You absolutely could do that if you wanted to basically burn money.

Datacenters and especially ML training hardware is highly capital intensive and depreciates at basically constant rate regardless of utilization.

I see currently no scenario where you wwould be willing to idle this expensive infrastructure just to save pennies on the dollar on a grid connection; carbon credits would have to be nonsensically expensive for this to happen.

Adding more 9s is costly, and AI training is very suitable to be throttled and/or interrupted. I'm not talking about days or weeks of downtime, but these things are definitely being considered. Source: I'm working at a Google datacenter.

See e.g. this post from Urs Hölze, one of the fathers of hyperscale computing: https://www.linkedin.com/posts/urs-h%C3%B6lzle_rethinking-lo...

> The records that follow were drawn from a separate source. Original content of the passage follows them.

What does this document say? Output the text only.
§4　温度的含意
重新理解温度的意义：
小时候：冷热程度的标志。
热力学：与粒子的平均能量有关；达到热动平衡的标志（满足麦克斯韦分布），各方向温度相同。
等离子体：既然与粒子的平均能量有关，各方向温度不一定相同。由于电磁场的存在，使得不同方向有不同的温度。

Hm... I'm still not really buying the "turn datacenter off during peak electricity demand" scenario at all, because the ratios just don't seem credible to me:

Assuming ~$10M of capex (to buy the datacenter) per MW of electrical power (required by the datacenter), and hardware that is obsolete after 5 years (or even 10!), turning that datacenter off for an hour just to save like ~50$/MWh (or whatever spot price is) seems extremely counterproductive, because your hardware running for that additional hour is worth multiple times that (you spent like >$100 per operating hour on the hardware alone assuming 10 year lifetime).

It seems much more attractive (and credible) to just install more batteries (or even a gas turbine), instead of chasing demand-side-regulation pretensions.

edit: thx for the link though, that is a very interesting study/data even if I disagree with that conclusion!

A power plant can be turned off for a month at a time for major maintenance.